To test AI agents one unit at a time, you can break the AI agent into individual components, and use a basic configuration to test each unit.

{
  "name": "AI Agent Single Step Evaluation",
  "description": "This experiment tests prompt responses on a single step of an AI agent that infers a list of criteria from LinkedIn profile texts.",
  "prompts": [
    [
      {
        "role": "system",
        "content": "You are a helpful assistant"
      },
      {
        "role": "user",
        "content": "Infer a list of criteria for this person such as works at a startup, is a founder, HQ location, etc: {{body}}"
      }
    ]
  ],
  "providers": [
    {
      "id": "openai:gpt-3.5-turbo-0125",
      "config": {
        "max_tokens": 1024,
        "temperature": 0.1
      }
    },
    {
      "id": "openai:gpt-4o-mini",
      "config": {
        "organization": "",
        "temperature": 0.1,
        "max_tokens": 1024,
        "top_p": 1,
        "frequency_penalty": 0,
        "presence_penalty": 0
      }
    }
  ],
  "tests": [
    {
      "vars": {
        "body": "Andrew Ng. Founder of DeepLearning.AI; Managing General Partner of AI Fund; Exec Chairman of Landing AI. HQ in New York Area."
      },
      "assert": [
        {
          "type": "factuality",
          "value": "Is a founder"
        },
        {
          "type": "model-graded-closedqa",
          "value": "Mentions work location"
        }
      ]
    },
    {
      "vars": {
        "body": "Mark Hanover. Executive Chef at Canva. Located at The Rocks, New South Wales, Australia."
      },
      "assert": [
        {
          "type": "factuality",
          "value": "Is not a founder"
        },
        {
          "type": "model-graded-closedqa",
          "value": "Mentions work location"
        }
      ]
    }
  ]
}

See API configurations for additional evaluation examples.


End-to-End Testing for AI Agents

End-to-end testing assesses the AI agent's overall performance from start to finish. This approach is crucial for understanding how well the entire system functions when all components are integrated.
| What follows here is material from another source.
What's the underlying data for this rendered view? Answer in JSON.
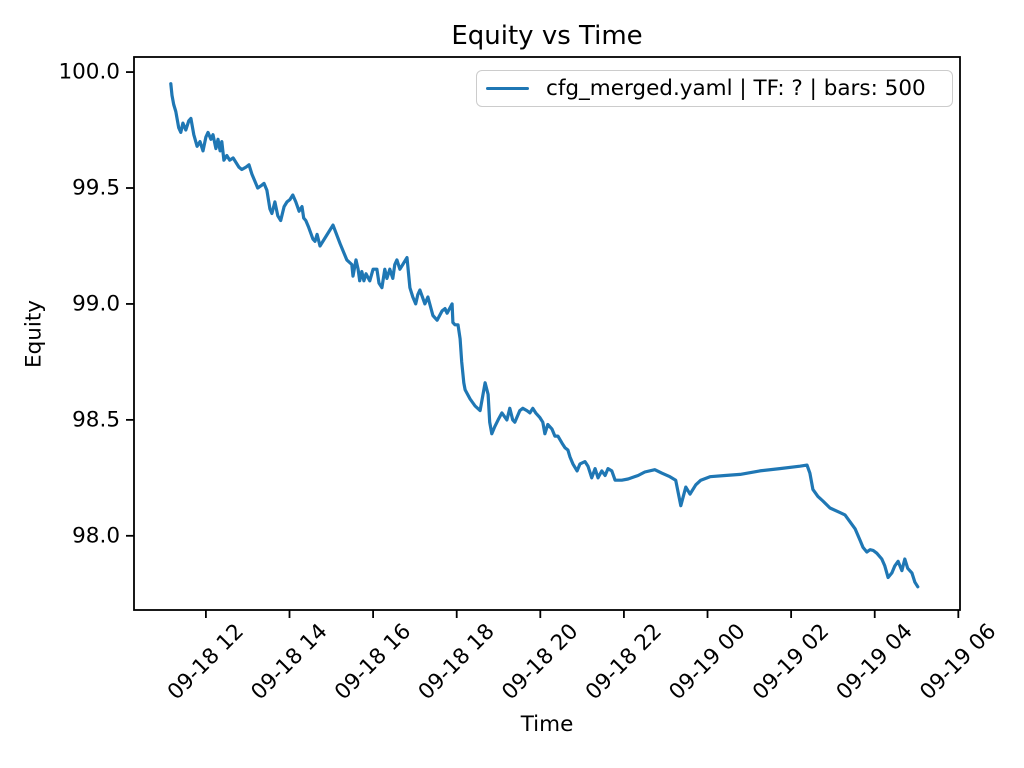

To test the entire AI agent end to end, provide an API that takes an input and outputs the result of your AI agent. Below is an example configuration to test your AI agent by sending questions to an API endpoint.

{  
  "name": "AI Agent End to End Evaluation",
  "prompts": [  
    "{{question}}"  
  ],  
  "providers": [  
    {  
      "id": "https", 
      "config": {  
        "url": "https://example-ai-agent.com/process",  
        "method": "POST",
        "headers": {  
          "Content-Type": "application/json"  
        },
        "body": {  
          "question": "{{question}}"
        }
      }  
    }  
  ], 
  "tests": [
    {  
      "vars": {  
        "question": "Who are the top AI startup founders in United States with an in-house chef in the startup?"
      },  
      "assert": [
        {  
          "type": "contains-all",  
          "value": [  
            "Melanie Perkins",  
            "Sam Altman"
          ]  
        }  
      ]  
    }  
  ]  
}  

For more on evaluation metric configurations, see our reference guides.


Summary

Use evaluations to reliably test AI agents in production. Avoid unreliable reasoning, inconsistent data flow, and hallucinations. Implement testing to increase confidence in your AI agents, and improve them over time.